The instantaneous verdict, ‘The Queen in the clear!’, could not withstand even the most cursory examination. It told us nothing about the nature of the letters, the process through which Kerr had reached his decision to dismiss the government, and, most importantly, the part played by his correspondence with the Queen in that decision. More sophisticated analyses, based on all the letters and not just one, took slightly longer to emerge, since there were 1,200 pages to work through. The Guardian’s Katharine Murphy reflected that amplifying what came after, rather than before, the dismissal, as the rush to ‘clear’ the Queen had, ‘misses the larger truth of what this profoundly important cache of correspondence lays bare … only a handful of days before the dismissal, Charteris did, in substance, intervene’.

Professor Chris Wallace concluded that the letters showed the Queen ‘providing not just comfort but actual encouragement to the governor-general in his sacking of the government’. Michael Pelly, legal editor at the Australian Financial Review, was left in no doubt that ‘the Palace gave Kerr a green light to sack Whitlam’. It is simply impossible to read these letters, with their consideration of intensely political matters, Kerr’s repeated undermining of the government, and their discussion of the use of the reserve powers to dismiss the elected government, and conclude otherwise. In Nick Feik’s blunt assessment in The Monthly, ‘No respectable historian’ could accept that the Queen played ‘no role’ in Kerr’s decision to dismiss Whitlam.

The Palace letters are the most significant historical records about the dismissal, and the only ones to explore the real-time communications between the governor-general and the Queen over the critical months during which Kerr reached his decision to dismiss the government and appoint the opposition in its place. They provide a remarkable insight into Kerr’s views of the unfolding political situation, his fear of his own recall, his frailties, his need for royal approbation, and his planning for and eventual decision to dismiss the government.
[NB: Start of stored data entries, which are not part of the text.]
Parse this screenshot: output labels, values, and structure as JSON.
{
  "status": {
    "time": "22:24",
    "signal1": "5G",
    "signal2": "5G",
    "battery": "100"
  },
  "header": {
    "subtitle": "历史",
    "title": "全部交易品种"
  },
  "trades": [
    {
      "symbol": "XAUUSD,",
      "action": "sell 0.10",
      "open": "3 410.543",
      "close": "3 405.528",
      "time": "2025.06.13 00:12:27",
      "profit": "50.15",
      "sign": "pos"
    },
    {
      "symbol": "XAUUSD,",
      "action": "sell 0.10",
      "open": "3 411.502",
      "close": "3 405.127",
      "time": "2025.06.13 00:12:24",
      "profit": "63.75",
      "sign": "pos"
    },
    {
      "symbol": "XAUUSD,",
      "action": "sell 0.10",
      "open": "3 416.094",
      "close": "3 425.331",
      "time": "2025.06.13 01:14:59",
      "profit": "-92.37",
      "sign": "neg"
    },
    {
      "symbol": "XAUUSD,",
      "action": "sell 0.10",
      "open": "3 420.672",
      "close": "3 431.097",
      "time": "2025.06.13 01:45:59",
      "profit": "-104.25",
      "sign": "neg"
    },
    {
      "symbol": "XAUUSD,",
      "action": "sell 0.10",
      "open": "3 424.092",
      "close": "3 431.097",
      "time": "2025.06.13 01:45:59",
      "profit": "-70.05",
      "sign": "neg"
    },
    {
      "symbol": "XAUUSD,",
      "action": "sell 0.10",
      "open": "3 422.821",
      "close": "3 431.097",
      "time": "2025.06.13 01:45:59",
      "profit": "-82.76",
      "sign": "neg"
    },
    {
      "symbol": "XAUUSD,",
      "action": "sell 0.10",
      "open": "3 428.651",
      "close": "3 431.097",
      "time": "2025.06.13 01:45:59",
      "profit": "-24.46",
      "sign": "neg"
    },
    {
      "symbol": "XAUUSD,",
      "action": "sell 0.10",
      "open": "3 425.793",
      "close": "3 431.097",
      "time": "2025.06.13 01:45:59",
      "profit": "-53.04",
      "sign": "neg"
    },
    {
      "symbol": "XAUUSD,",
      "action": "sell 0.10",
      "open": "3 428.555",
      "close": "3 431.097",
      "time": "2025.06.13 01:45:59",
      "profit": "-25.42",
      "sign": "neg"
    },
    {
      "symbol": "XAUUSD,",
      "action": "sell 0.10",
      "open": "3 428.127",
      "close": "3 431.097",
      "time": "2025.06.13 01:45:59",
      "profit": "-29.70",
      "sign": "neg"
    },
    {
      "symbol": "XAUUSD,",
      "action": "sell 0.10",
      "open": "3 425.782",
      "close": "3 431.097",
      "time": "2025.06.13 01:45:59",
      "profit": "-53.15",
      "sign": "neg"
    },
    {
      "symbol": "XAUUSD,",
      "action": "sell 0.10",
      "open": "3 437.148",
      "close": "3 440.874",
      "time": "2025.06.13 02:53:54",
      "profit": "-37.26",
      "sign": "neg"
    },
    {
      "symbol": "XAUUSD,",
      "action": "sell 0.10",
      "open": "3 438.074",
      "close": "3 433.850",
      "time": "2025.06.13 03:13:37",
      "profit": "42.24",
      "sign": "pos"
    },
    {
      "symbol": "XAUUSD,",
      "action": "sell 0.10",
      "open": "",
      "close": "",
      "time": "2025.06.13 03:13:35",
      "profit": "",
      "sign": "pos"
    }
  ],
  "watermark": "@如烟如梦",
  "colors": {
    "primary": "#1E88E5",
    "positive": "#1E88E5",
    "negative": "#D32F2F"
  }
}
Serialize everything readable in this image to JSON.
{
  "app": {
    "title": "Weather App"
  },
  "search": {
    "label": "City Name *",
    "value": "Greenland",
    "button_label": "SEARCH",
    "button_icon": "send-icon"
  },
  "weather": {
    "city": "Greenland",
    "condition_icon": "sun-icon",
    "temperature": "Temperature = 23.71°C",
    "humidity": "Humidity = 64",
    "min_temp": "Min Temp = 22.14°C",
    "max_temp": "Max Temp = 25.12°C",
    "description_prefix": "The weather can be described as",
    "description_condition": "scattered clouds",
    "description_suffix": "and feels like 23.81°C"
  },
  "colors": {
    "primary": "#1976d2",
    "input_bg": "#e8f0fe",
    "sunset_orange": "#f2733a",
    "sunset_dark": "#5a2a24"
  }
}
In doing so, Kerr acted unilaterally, in a vice-regal capacity as the Queen’s representative in Australia, using the contentious ‘reserve powers of the Crown’ to dismiss an elected government in a raw display of residual quasi-imperial power.

In this post-colonial penumbra of unregulated vice-regal action, it was inevitable that the lingering question would be whether the Queen had played any role in Kerr’s decision to dismiss the Whitlam government. The Palace letters were finally about to answer that critical question.

As a physical archive, the Palace letters reveal much that is lost in their homogenous representation in digital form.

The above is an edited extract from The Palace Letters: The Queen, the governor-general, and the plot to dismiss Gough Whitlam by Jenny Hocking (Scribe, $32.99)

Comment by John Menadue.

The evidence in the Palace Letters is quite clear. The Queen, Martin Charteris and John Kerr collaborated in deceiving the Australian Prime Minister. They knowingly engineered his Dismissal. What a disgraceful performance by them all. No wonder the Queen went to great lengths to keep her role secret.